Ficool

Chapter 2 - Chapter Two – Echoes

It's strange, the way memory works. Some days it feels like my mind is a sieve, losing the simplest things—where I placed my keys, the name of the neighbor I've greeted a dozen times, even what I ate for breakfast yesterday. And yet, there are moments that refuse to fade, etched deeper with every passing year.

I can't recall what I wore to my wedding, not precisely. The dress was white, of course. My hair pinned back with pearls. But the details blur, as though the memory itself never rooted in me. And still—still—I can close my eyes and summon the exact shade of gray in the sky the morning Adrian left. I can remember the cedar scent of his jacket, the faint scratch of his stubble against my cheek when he kissed me goodbye.

Why do some moments slip away while others stay sharp enough to cut?

I live a quiet life now, the kind of life that looks whole from the outside. A cottage with ivy climbing its stones, a garden that blooms faithfully each spring. My days follow their rhythms—coffee in the morning, work at the library, evenings with a book in my lap, the silence pressing close around me. People assume I prefer it that way. Perhaps I've let them believe it.

The truth is harder.

I married once, after Adrian. It was brief, a life measured more in compromise than in joy. He was a good man—dependable, steady, the kind who noticed when the car needed new tires and always locked the door twice before bed. I tried, truly, to love him the way a wife should. But my heart was restless. It wandered in the dark, circling back to a single memory, a kiss held on a platform years ago.
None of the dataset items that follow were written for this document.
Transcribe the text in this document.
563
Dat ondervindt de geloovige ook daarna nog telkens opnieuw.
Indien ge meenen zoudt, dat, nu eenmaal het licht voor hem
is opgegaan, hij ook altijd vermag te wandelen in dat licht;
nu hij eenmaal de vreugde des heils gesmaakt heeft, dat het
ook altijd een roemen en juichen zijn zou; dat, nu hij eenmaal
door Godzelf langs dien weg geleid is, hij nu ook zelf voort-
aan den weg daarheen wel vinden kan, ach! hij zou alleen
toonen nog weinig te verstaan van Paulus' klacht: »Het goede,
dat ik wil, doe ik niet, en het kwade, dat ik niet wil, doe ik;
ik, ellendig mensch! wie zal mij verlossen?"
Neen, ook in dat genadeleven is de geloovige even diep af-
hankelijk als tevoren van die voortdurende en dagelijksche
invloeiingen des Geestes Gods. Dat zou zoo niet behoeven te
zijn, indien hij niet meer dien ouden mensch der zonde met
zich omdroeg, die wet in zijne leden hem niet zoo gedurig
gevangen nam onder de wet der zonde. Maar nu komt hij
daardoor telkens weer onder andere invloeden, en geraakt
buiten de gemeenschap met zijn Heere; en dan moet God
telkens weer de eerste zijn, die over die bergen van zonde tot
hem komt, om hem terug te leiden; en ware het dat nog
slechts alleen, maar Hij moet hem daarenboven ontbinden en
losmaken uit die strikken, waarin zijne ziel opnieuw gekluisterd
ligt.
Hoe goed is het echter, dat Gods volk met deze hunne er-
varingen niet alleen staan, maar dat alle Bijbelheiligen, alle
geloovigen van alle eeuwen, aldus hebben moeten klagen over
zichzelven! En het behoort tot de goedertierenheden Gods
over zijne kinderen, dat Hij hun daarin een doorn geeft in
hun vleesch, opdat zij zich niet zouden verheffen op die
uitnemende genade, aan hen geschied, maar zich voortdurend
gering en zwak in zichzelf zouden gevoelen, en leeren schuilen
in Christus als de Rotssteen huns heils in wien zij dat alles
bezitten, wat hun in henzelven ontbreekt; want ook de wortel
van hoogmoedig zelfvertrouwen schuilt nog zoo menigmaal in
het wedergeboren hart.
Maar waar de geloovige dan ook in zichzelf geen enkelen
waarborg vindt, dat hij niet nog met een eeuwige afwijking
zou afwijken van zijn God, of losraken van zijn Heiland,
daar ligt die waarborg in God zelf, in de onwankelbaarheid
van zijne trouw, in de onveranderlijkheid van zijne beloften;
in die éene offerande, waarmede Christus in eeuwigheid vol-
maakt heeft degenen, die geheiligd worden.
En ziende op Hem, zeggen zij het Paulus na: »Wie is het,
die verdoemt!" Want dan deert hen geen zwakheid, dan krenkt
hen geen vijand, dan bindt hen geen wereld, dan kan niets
It isn't fair to say I never loved my husband. I did, in my own way. But it was a muted love, pale and safe, like candlelight that never flares into flame. He deserved more than what I could give, and when he finally left, there was no anger between us. Just the heavy silence of two people who both knew something had always been missing.

I thought perhaps that missing piece had been buried long ago with the sound of that departing train.
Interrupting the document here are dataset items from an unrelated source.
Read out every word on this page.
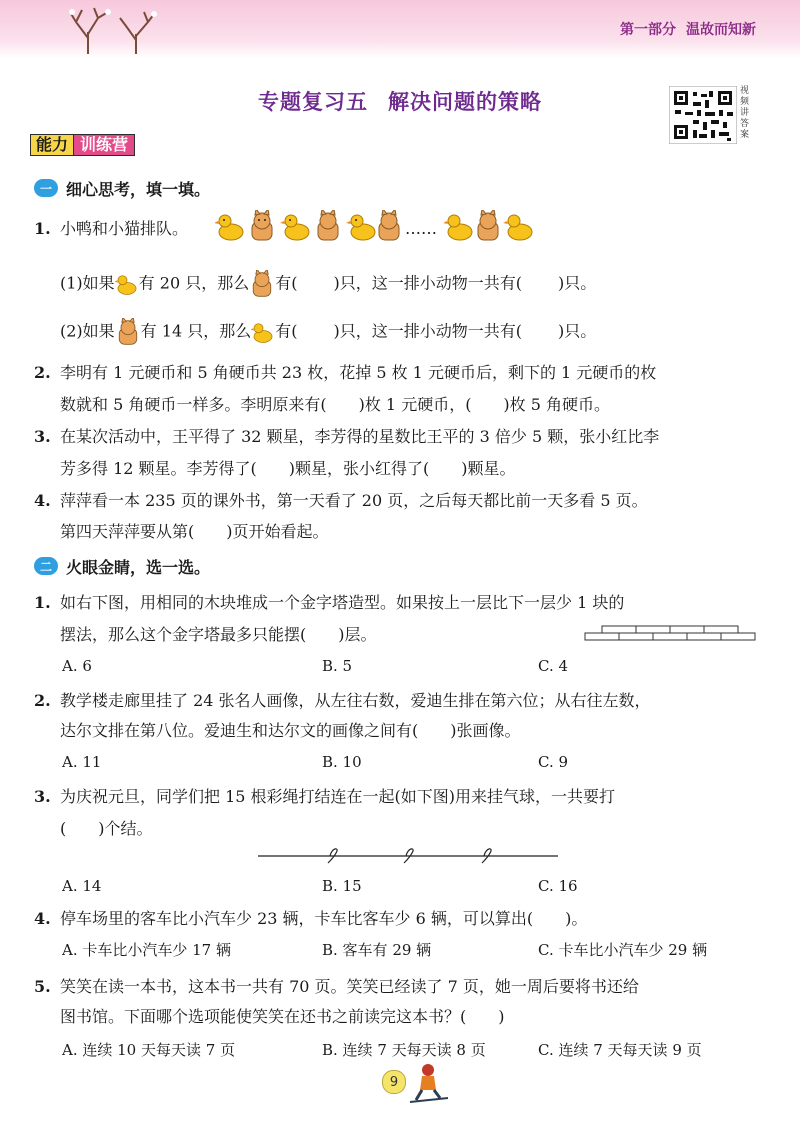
第一部分 温故而知新
专题复习五 解决问题的策略	视频讲答案
能力 训练营
一 细心思考，填一填。
1. 小鸭和小猫排队。	……
(1)如果 有 20 只，那么 有( )只，这一排小动物一共有( )只。
(2)如果 有 14 只，那么 有( )只，这一排小动物一共有( )只。
2. 李明有 1 元硬币和 5 角硬币共 23 枚，花掉 5 枚 1 元硬币后，剩下的 1 元硬币的枚
数就和 5 角硬币一样多。李明原来有(　　)枚 1 元硬币，(　　)枚 5 角硬币。
3. 在某次活动中，王平得了 32 颗星，李芳得的星数比王平的 3 倍少 5 颗，张小红比李
芳多得 12 颗星。李芳得了(　　)颗星，张小红得了(　　)颗星。
4. 萍萍看一本 235 页的课外书，第一天看了 20 页，之后每天都比前一天多看 5 页。
第四天萍萍要从第(　　)页开始看起。
二 火眼金睛，选一选。
1. 如右下图，用相同的木块堆成一个金字塔造型。如果按上一层比下一层少 1 块的
摆法，那么这个金字塔最多只能摆(　　)层。
A. 6	B. 5	C. 4
2. 教学楼走廊里挂了 24 张名人画像，从左往右数，爱迪生排在第六位；从右往左数，
达尔文排在第八位。爱迪生和达尔文的画像之间有(　　)张画像。
A. 11	B. 10	C. 9
3. 为庆祝元旦，同学们把 15 根彩绳打结连在一起(如下图)用来挂气球，一共要打
(　　)个结。
A. 14	B. 15	C. 16
4. 停车场里的客车比小汽车少 23 辆，卡车比客车少 6 辆，可以算出(　　)。
A. 卡车比小汽车少 17 辆	B. 客车有 29 辆	C. 卡车比小汽车少 29 辆
5. 笑笑在读一本书，这本书一共有 70 页。笑笑已经读了 7 页，她一周后要将书还给
图书馆。下面哪个选项能使笑笑在还书之前读完这本书？(　　)
A. 连续 10 天每天读 7 页	B. 连续 7 天每天读 8 页	C. 连续 7 天每天读 9 页
9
And then, last night, a letter arrived.

The post had been late, shoved halfway through the door, folded once and creased. I almost missed it, tucked between bills and advertisements. But the moment I saw the handwriting, my breath caught.

It was unmistakable.

The slant of the letters, impatient and rushed, ink pressed a little too hard into the paper—as though the pen had been gripped tightly, unwilling to let go. I had traced that handwriting once, in the margins of his notebooks, in the countless letters he had written me during the brief months after he left. My fingers trembled before I even opened it.
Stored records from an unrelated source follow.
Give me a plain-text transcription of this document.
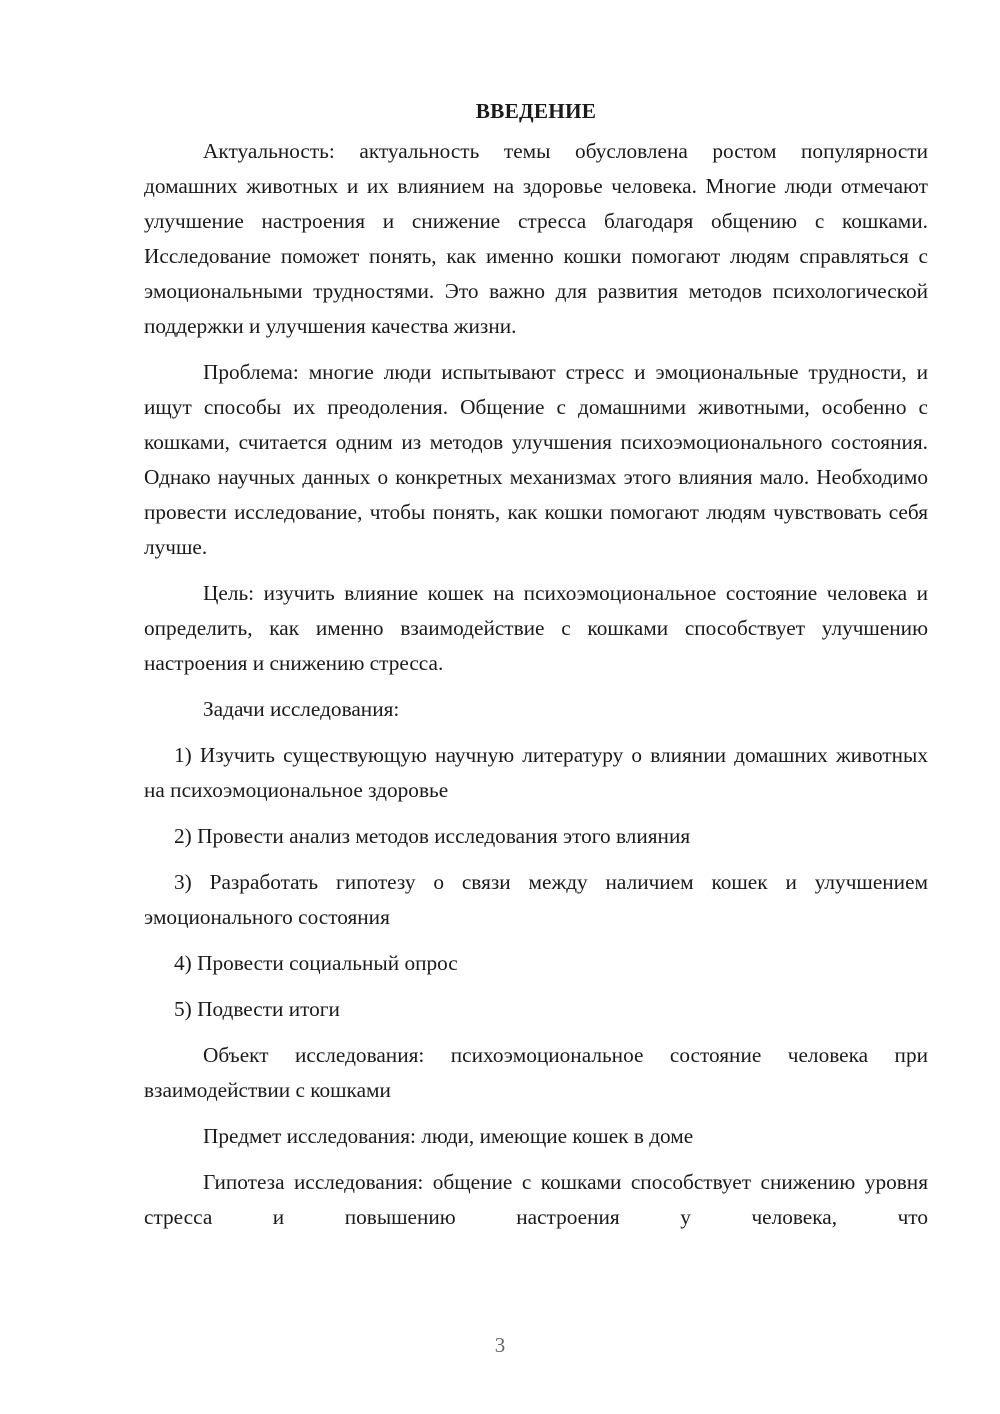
ВВЕДЕНИЕ

Актуальность: актуальность темы обусловлена ростом популярности домашних животных и их влиянием на здоровье человека. Многие люди отмечают улучшение настроения и снижение стресса благодаря общению с кошками. Исследование поможет понять, как именно кошки помогают людям справляться с эмоциональными трудностями. Это важно для развития методов психологической поддержки и улучшения качества жизни.

Проблема: многие люди испытывают стресс и эмоциональные трудности, и ищут способы их преодоления. Общение с домашними животными, особенно с кошками, считается одним из методов улучшения психоэмоционального состояния. Однако научных данных о конкретных механизмах этого влияния мало. Необходимо провести исследование, чтобы понять, как кошки помогают людям чувствовать себя лучше.

Цель: изучить влияние кошек на психоэмоциональное состояние человека и определить, как именно взаимодействие с кошками способствует улучшению настроения и снижению стресса.

Задачи исследования:

1) Изучить существующую научную литературу о влиянии домашних животных на психоэмоциональное здоровье

2) Провести анализ методов исследования этого влияния

3) Разработать гипотезу о связи между наличием кошек и улучшением эмоционального состояния

4) Провести социальный опрос

5) Подвести итоги

Объект исследования: психоэмоциональное состояние человека при взаимодействии с кошками

Предмет исследования: люди, имеющие кошек в доме

Гипотеза исследования: общение с кошками способствует снижению уровня стресса и повышению настроения у человека, что

3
Inside, just a few short lines:

Elara,

I don't know how to begin this, or if I should at all. But I'm back in town. For a while, at least. I'd like to see you—if you'd want that.

Adrian

I read it once, then again, then a third time, as though the words might change with repetition. My heart lurched, unsteady, betraying me with its speed. He was here. After all these years, after the silence that had stretched into decades, he was here again.

And he wanted to see me.

I pressed the letter to my chest, standing in the dim light of the kitchen, listening to the old clock tick on the wall. My hands shook so badly the paper rattled like dry leaves. For years, I had built my life around the absence of him, weaving routines that dulled the ache, convincing myself that the kiss we had shared was nothing but a relic.

And yet, the moment I saw his handwriting, everything inside me splintered. The ache came rushing back, raw and immediate, as though no time had passed at all.

I sat at the kitchen table for hours, staring at that letter. The tea in my cup went cold, untouched. The lamp hummed faintly, throwing soft light across the page. Questions swarmed me—what did he want? Why now? What had the years done to him?

And beneath all of it, a sharper, more dangerous question whispered: What had the years done to me?

I should have felt anger, perhaps. Or caution. But all I felt was a trembling anticipation I didn't know how to contain.

When I finally forced myself to bed, I couldn't sleep. My thoughts circled endlessly, pulling me back into memory.

The summer we met by the riverbank, when he dared me to race him barefoot across the stones and I lost, laughing, my feet bruised but my spirit soaring. The winter night when he kissed me for the first time, beneath a string of lanterns at the town fair, the world around us dissolving into blurred color and sound. The promises whispered under starlight, foolish and earnest, that we would never be apart.

Every memory I had kept locked away pressed against me now, demanding to be remembered, demanding to be felt.

And beneath it all, pulsing steady as my heartbeat, was the memory of our last kiss.

I rose before dawn, restless, the letter still on the table. The world outside was quiet, a pale gray mist hanging low over the garden. I traced his handwriting with my fingertip, the ink faintly raised under my touch.

He was here. After all this time, he was here.

I don't know if I'm ready to see him again. I don't know if I could bear it—to face the man who left, the man I never stopped holding in some secret corner of my heart.

But even as the thought of him floods me with fear, I know the truth.

I will go.

I will see him.

Because there are echoes that never fade, and some kisses are never truly lost.